FranceDébut d’une bataille politique et éthique sur la fin de vie
Macron a esquissé un projet de loi sur la fin de vie. Les débat ne font que commencer, la loi ne rentrerait pas en vigueur avant 2025.
Le projet de loi sur la fin de vie esquissé par le président Emmanuel Macron a été salué lundi par les partisans d’une «aide active à mourir» en France, mais a indigné certains soignants, les représentants des religions catholiques et musulmanes, la droite et l’extrême droite.
Après un long cheminement, le chef de l’État a livré dimanche, dans les journaux catholique et de gauche La Croix et Libération, ses arbitrages pour un «modèle français de la fin de vie»: une «aide à mourir» qui permettra à certains patients, selon des «conditions strictes», de recevoir une «substance létale».
Le texte, qui traduira une de ses promesses de sa campagne électorale, inclura aussi des mesures pour renforcer les soins palliatifs, insuffisants de l’avis général.
Les patients majeurs «capables d’un discernement plein et entier», atteints d’une «maladie incurable» avec «pronostic vital engagé à court ou moyen terme» et subissant des souffrances «réfractaires» (ne pouvant être soulagées) pourront «demander à pouvoir être aidés afin de mourir», a expliqué le chef de l’État.

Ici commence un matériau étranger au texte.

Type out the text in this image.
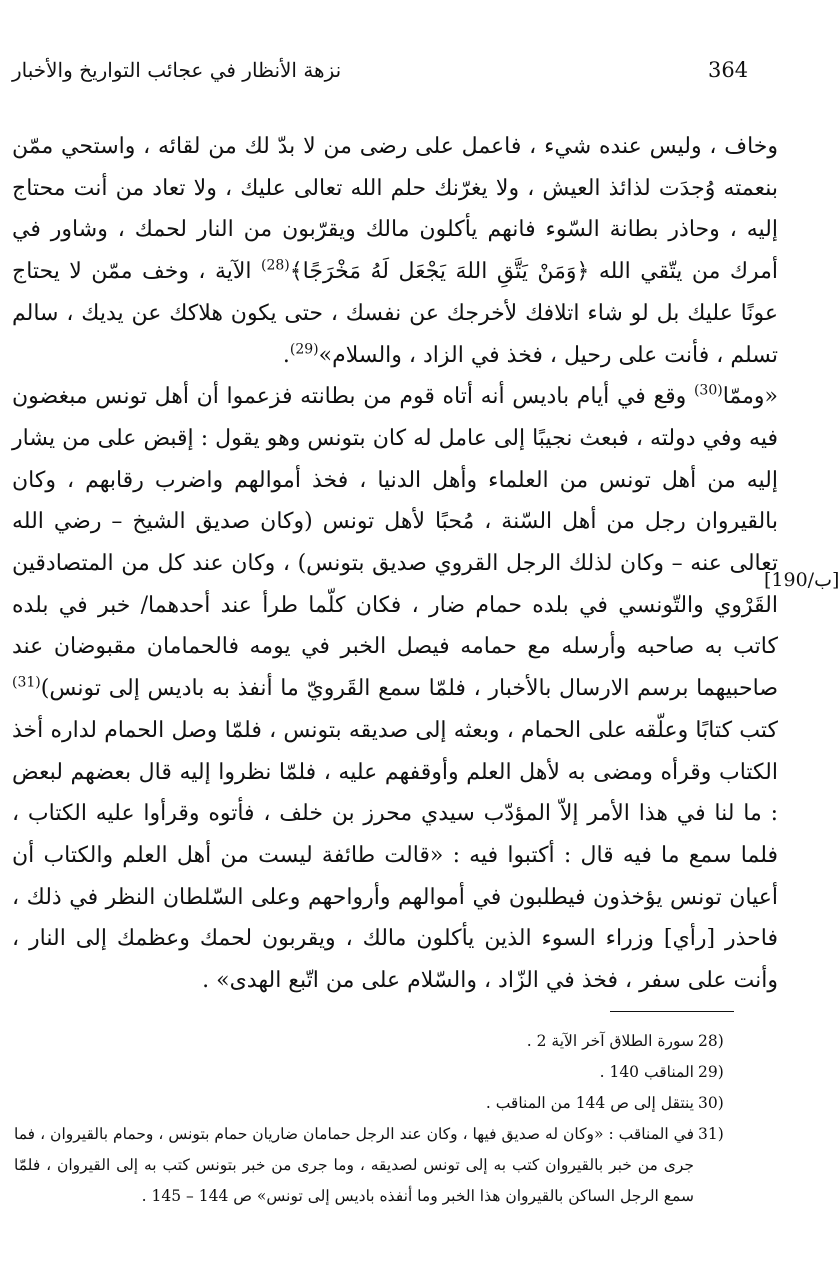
364
نزهة الأنظار في عجائب التواريخ والأخبار

وخاف ، وليس عنده شيء ، فاعمل على رضى من لا بدّ لك من لقائه ، واستحي ممّن بنعمته وُجدَت لذائذ العيش ، ولا يغرّنك حلم الله تعالى عليك ، ولا تعاد من أنت محتاج إليه ، وحاذر بطانة السّوء فانهم يأكلون مالك ويقرّبون من النار لحمك ، وشاور في أمرك من يتّقي الله ﴿وَمَنْ يَتَّقِ اللهَ يَجْعَل لَهُ مَخْرَجًا﴾$^{(28)}$ الآية ، وخف ممّن لا يحتاج عونًا عليك بل لو شاء اتلافك لأخرجك عن نفسك ، حتى يكون هلاكك عن يديك ، سالم تسلم ، فأنت على رحيل ، فخذ في الزاد ، والسلام»$^{(29)}$.

«وممّا$^{(30)}$ وقع في أيام باديس أنه أتاه قوم من بطانته فزعموا أن أهل تونس مبغضون فيه وفي دولته ، فبعث نجيبًا إلى عامل له كان بتونس وهو يقول : إقبض على من يشار إليه من أهل تونس من العلماء وأهل الدنيا ، فخذ أموالهم واضرب رقابهم ، وكان بالقيروان رجل من أهل السّنة ، مُحبًا لأهل تونس (وكان صديق الشيخ – رضي الله تعالى عنه – وكان لذلك الرجل القروي صديق بتونس) ، وكان عند كل من المتصادقين القَرْوي والتّونسي في بلده حمام ضار ، فكان كلّما طرأ عند أحدهما/ خبر في بلده كاتب به صاحبه وأرسله مع حمامه فيصل الخبر في يومه فالحمامان مقبوضان عند صاحبيهما برسم الارسال بالأخبار ، فلمّا سمع القَرويّ ما أنفذ به باديس إلى تونس)$^{(31)}$ كتب كتابًا وعلّقه على الحمام ، وبعثه إلى صديقه بتونس ، فلمّا وصل الحمام لداره أخذ الكتاب وقرأه ومضى به لأهل العلم وأوقفهم عليه ، فلمّا نظروا إليه قال بعضهم لبعض : ما لنا في هذا الأمر إلاّ المؤدّب سيدي محرز بن خلف ، فأتوه وقرأوا عليه الكتاب ، فلما سمع ما فيه قال : أكتبوا فيه : «قالت طائفة ليست من أهل العلم والكتاب أن أعيان تونس يؤخذون فيطلبون في أموالهم وأرواحهم وعلى السّلطان النظر في ذلك ، فاحذر [رأي] وزراء السوء الذين يأكلون مالك ، ويقربون لحمك وعظمك إلى النار ، وأنت على سفر ، فخذ في الزّاد ، والسّلام على من اتّبع الهدى» .

[190/ب]

28)
سورة الطلاق آخر الآية 2 .

29)
المناقب 140 .

30)
ينتقل إلى ص 144 من المناقب .

31)
في المناقب : «وكان له صديق فيها ، وكان عند الرجل حمامان ضاريان حمام بتونس ، وحمام بالقيروان ، فما جرى من خبر بالقيروان كتب به إلى تونس لصديقه ، وما جرى من خبر بتونس كتب به إلى القيروان ، فلمّا سمع الرجل الساكن بالقيروان هذا الخبر وما أنفذه باديس إلى تونس» ص 144 – 145 .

Les mineurs et les patients atteints de maladies psychiatriques ou neurodégénératives qui altèrent le discernement, comme Alzheimer, en seront donc exclus.
Le texte sera examiné à partir du 27 mai à l’Assemblée nationale, mais les clivages ont été ravivés dès dimanche soir.
«Inapplicabilité»
Le «soulagement» dominait parmi les défenseurs d’une évolution de la loi, comme le président de l’Association pour le droit de mourir dans la dignité (ADMD), Jonathan Denis.
S’il a salué «une avancée», il s’est aussi inquiété d’une «inapplicabilité» vu les multiples critères imposés. Il a appelé les parlementaires à amender le texte pour éviter de «faire voter une loi qui condamnerait encore des Français à partir en Suisse ou en Belgique».
À l’inverse, exprimant «consternation, colère et tristesse», des associations de soignants ont jugé qu’«avec une grande violence, le chef de l’État annonce un système bien éloigné des besoins des patients et des réalités quotidiennes des soignants, avec en perspective de graves conséquences sur la relation de soin».
«Appeler «loi de fraternité» un texte qui ouvre à la fois le suicide assisté et l’euthanasie est une tromperie», a estimé pour sa part le président de la Conférence des évêques de France, Eric de Moulins-Beaufort, convaincu que cela «infléchira tout notre système de santé vers la mort comme solution».
La vigueur du ton de l’Eglise catholique est inhabituelle, à la hauteur de l’«enjeu immense» que représente la fin de vie pour une Église qui s’est désolée, la semaine dernière, de voir inscrite le droit à l’interruption volontaire de grossesse dans la Constitution, une première dans le monde.
Sur une ligne proche, le recteur de la Grande mosquée de Paris Chems-eddine Hafiz s’est dit «très inquiet», estimant qu’«il y a énormément d’ambiguïté sur le suicide assisté, l’euthanasie». «Parler d’aide à mourir, c’est hideux», a-t-il affirmé à l’AFP, en parlant de «mort provoquée».
Droite et extrême droite sont aussi montées au créneau.
À l’approche des élections européennes de début juin, Emmanuel Macron «a décidé de se réfugier dans les questions de société», a ainsi accusé la tête de liste aux européennes du parti de droite Les Républicains, François-Xavier Bellamy.
Pas de loi avant 2025
Le chemin reste long avant une loi, probablement pas avant 2025.
Face aux résistances attendues, le Premier ministre Gabriel Attal a appelé lundi les parlementaires à «un débat apaisé, éclairé, respectueux des positions de chacun», relevant que cette évolution de la loi est «attendue de longue date» et constitue «un progrès».
Comme c’est généralement l’usage sur les sujets de société, les groupes parlementaires ne donneront pas de consigne de vote.
Si la voie est étroite, cette réforme «peut passer», même au Sénat, ancré à droite, a pronostiqué le chef des sénateurs centristes, Hervé Marseille. Car «ça correspond à ce que beaucoup de groupes de gauche souhaitaient et les autres groupes sont partagés».